How Highland Ranch Turned Glamping Into a Destination Brand

Not every piece of land becomes a destination. The ones that do tend to share a combination of genuine geographic appeal, a clear point of view, and an operator willing to invest in more than just the physical structure. Highland Ranch in Whitefish, Montana is one of those places.

Set against the kind of landscape that stops people mid-sentence, Highland Ranch was positioned from the beginning as something more than an upgraded campsite. The ambition was a destination that could command premium rates, generate repeat visits, and build a brand guests talked about long after checkout. The first season delivered on that. Ten Jupe units on 80 acres. 80% occupancy. A $232 average daily rate. $185 RevPAR. For a first-season glamping property in any market, those numbers are serious. In Montana, where the season is compressed and guests have no shortage of options, they reflect a product and operation that got the fundamentals right from day one.

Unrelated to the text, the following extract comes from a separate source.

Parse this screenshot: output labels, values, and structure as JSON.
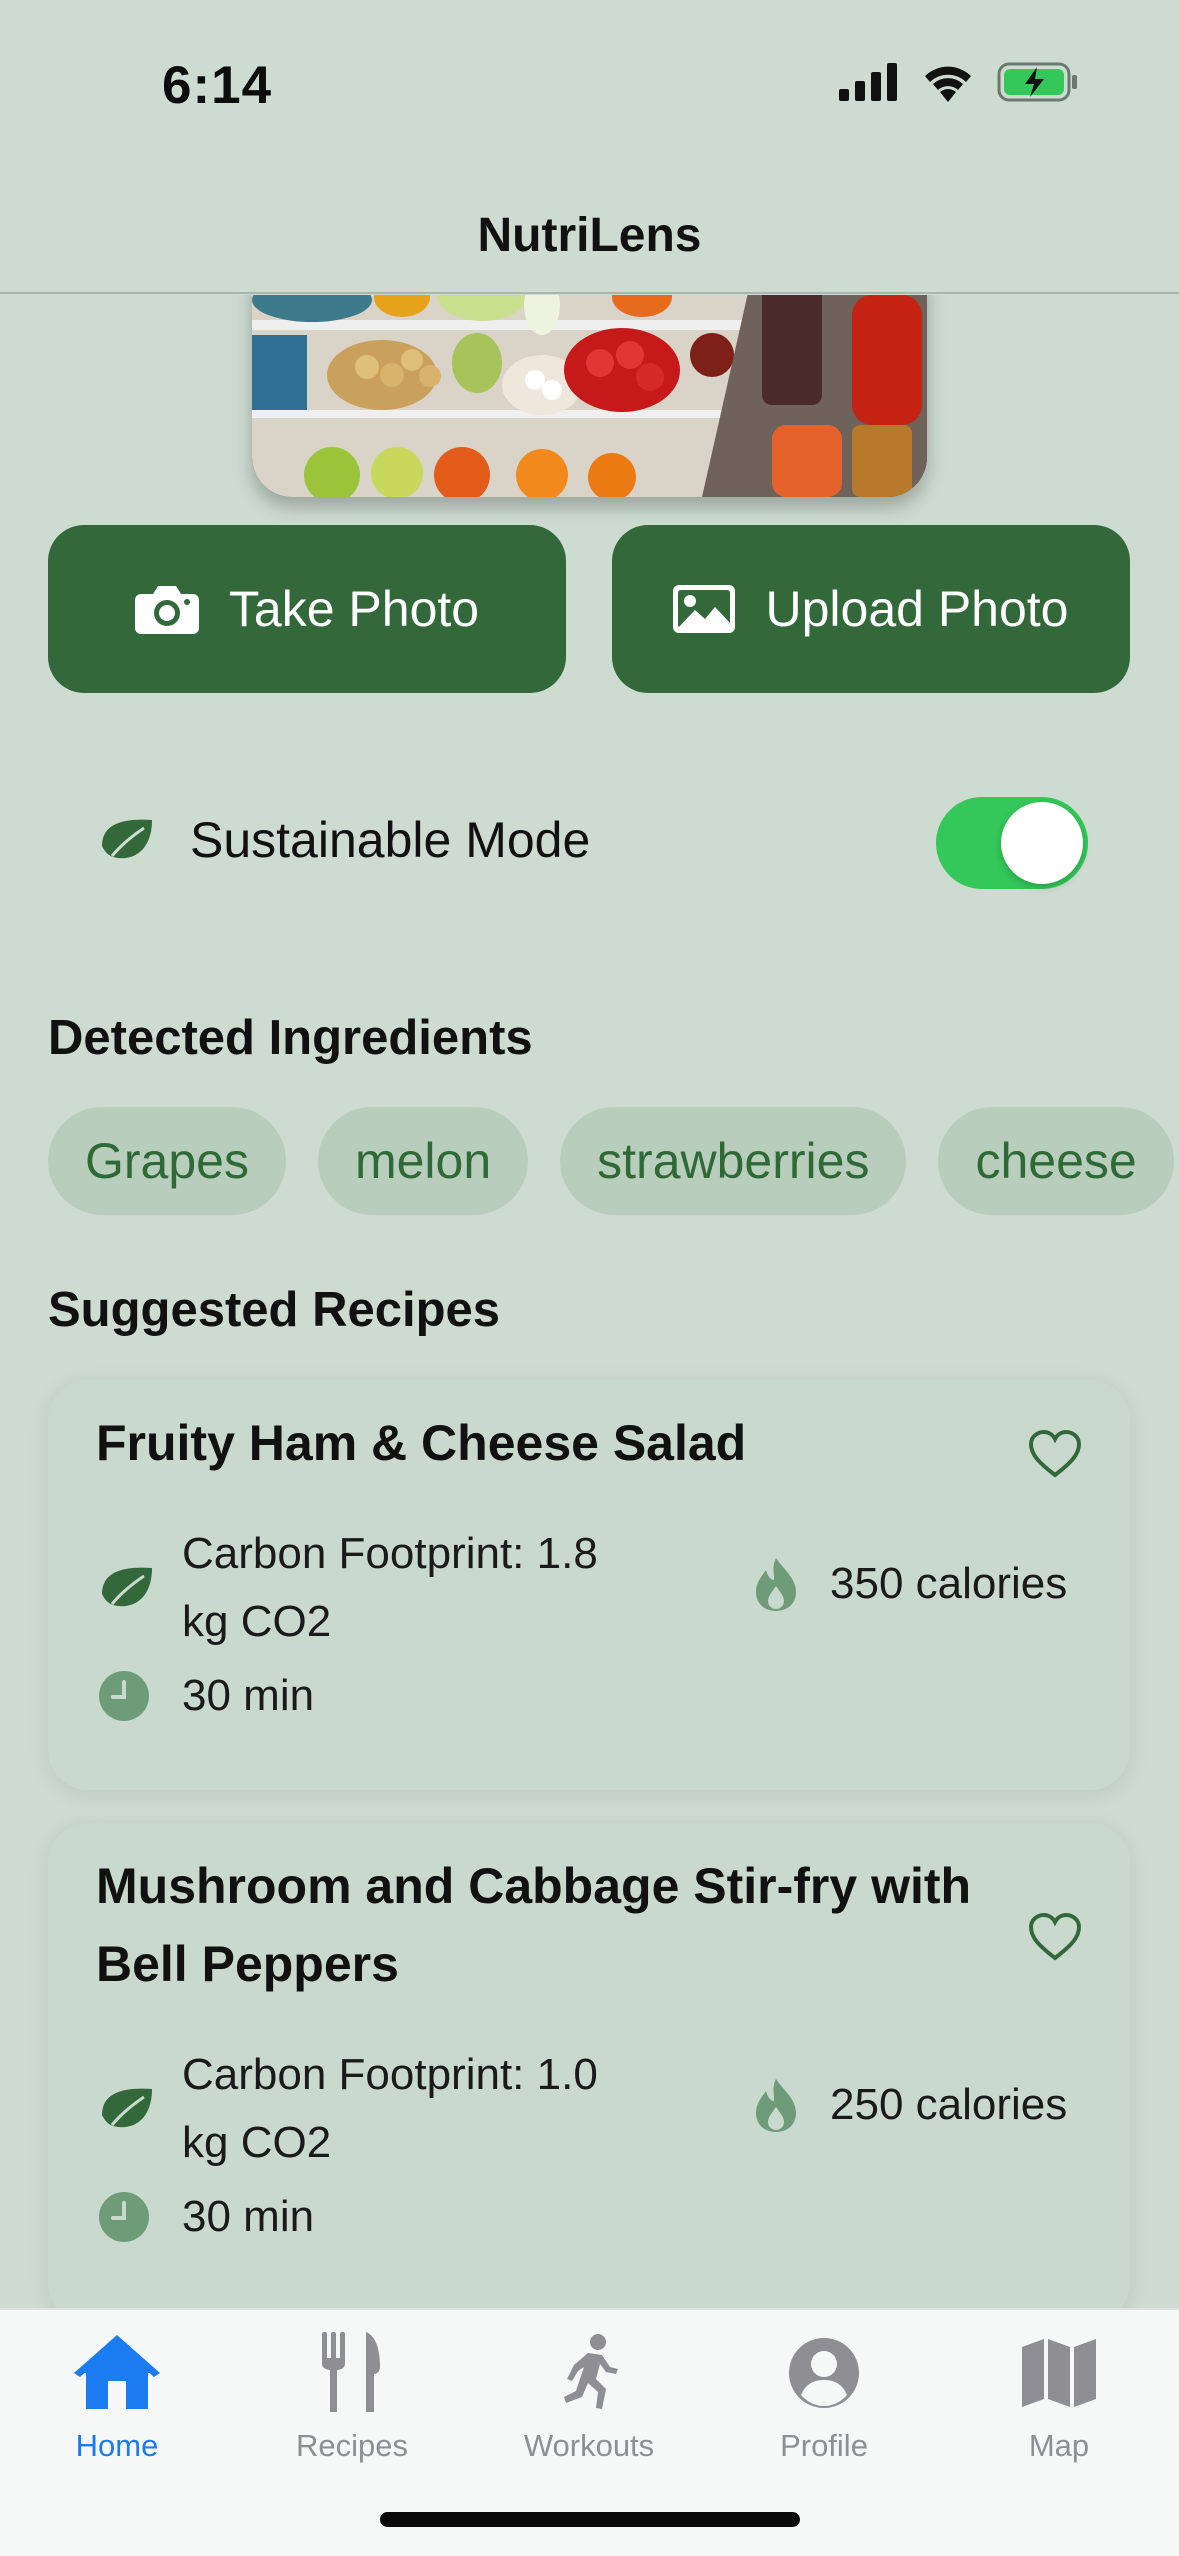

The story of Highland Ranch and Jupe is a direct one. Jon Leonardo, Jupe's CEO, first encountered the brand as a customer while developing the property. He saw what the product could do on serious land with serious design intentions, and eventually acquired the company. That proximity between operator experience and company leadership shapes how Jupe thinks about what makes a hospitality site succeed, because the lessons came from actually building and running one.

The physical product at Highland Ranch reflects Jupe's core design philosophy. Units are architecture, not accommodation. They're engineered for all-weather performance, built with materials that hold up and hold their look, and designed to feel connected to the landscape rather than placed on top of it. In a setting like Montana, that matters. Guests are choosing Highland Ranch in part because of where it sits, and the structures need to honor that rather than compete with it.

The operational layer was built to match the physical product. Strong reviews in outdoor hospitality don't come from beautiful units with slow check-in and unreliable hot water. They come from the full experience landing the way it was designed to. Thoughtful arrival, well-maintained units, amenities that signal care, and programming that gives guests reasons to stay longer and come back. The 80% first-season occupancy is, in part, a review story. Guests who have a genuinely good experience say so, and that accumulating signal is what drives the next booking wave.

The $232 ADR reflects a deliberate pricing posture. Jupe's design quality supports premium pricing from the moment a site opens, which removes the temptation to underprice while demand is being established. An operator who opens at rates below the product's actual value trains the market to expect those rates and creates a difficult ceiling to break through later. Highland Ranch priced with confidence from the beginning, and the occupancy rate confirms the market agreed.

Marketing and storytelling were treated as serious assets rather than afterthoughts. The visual identity of Highland Ranch communicates a clear proposition: this is a premium outdoor experience for guests who want design and comfort without sacrificing the feeling of being genuinely out in the world. That clarity of positioning pays off in every channel, from social media to OTA listing copy to direct booking. Guests who find Highland Ranch know quickly whether it's for them, which improves booking quality and reduces mismatched expectations.

What Highland Ranch demonstrates is that glamping, done at the level Jupe's system makes possible, isn't a compromise between the outdoors and real hospitality. It's a category of its own, one that commands rates, builds loyalty, and creates the kind of brand equity that sustains a business over years.

Eighty acres. Ten units. One season. The numbers tell the story.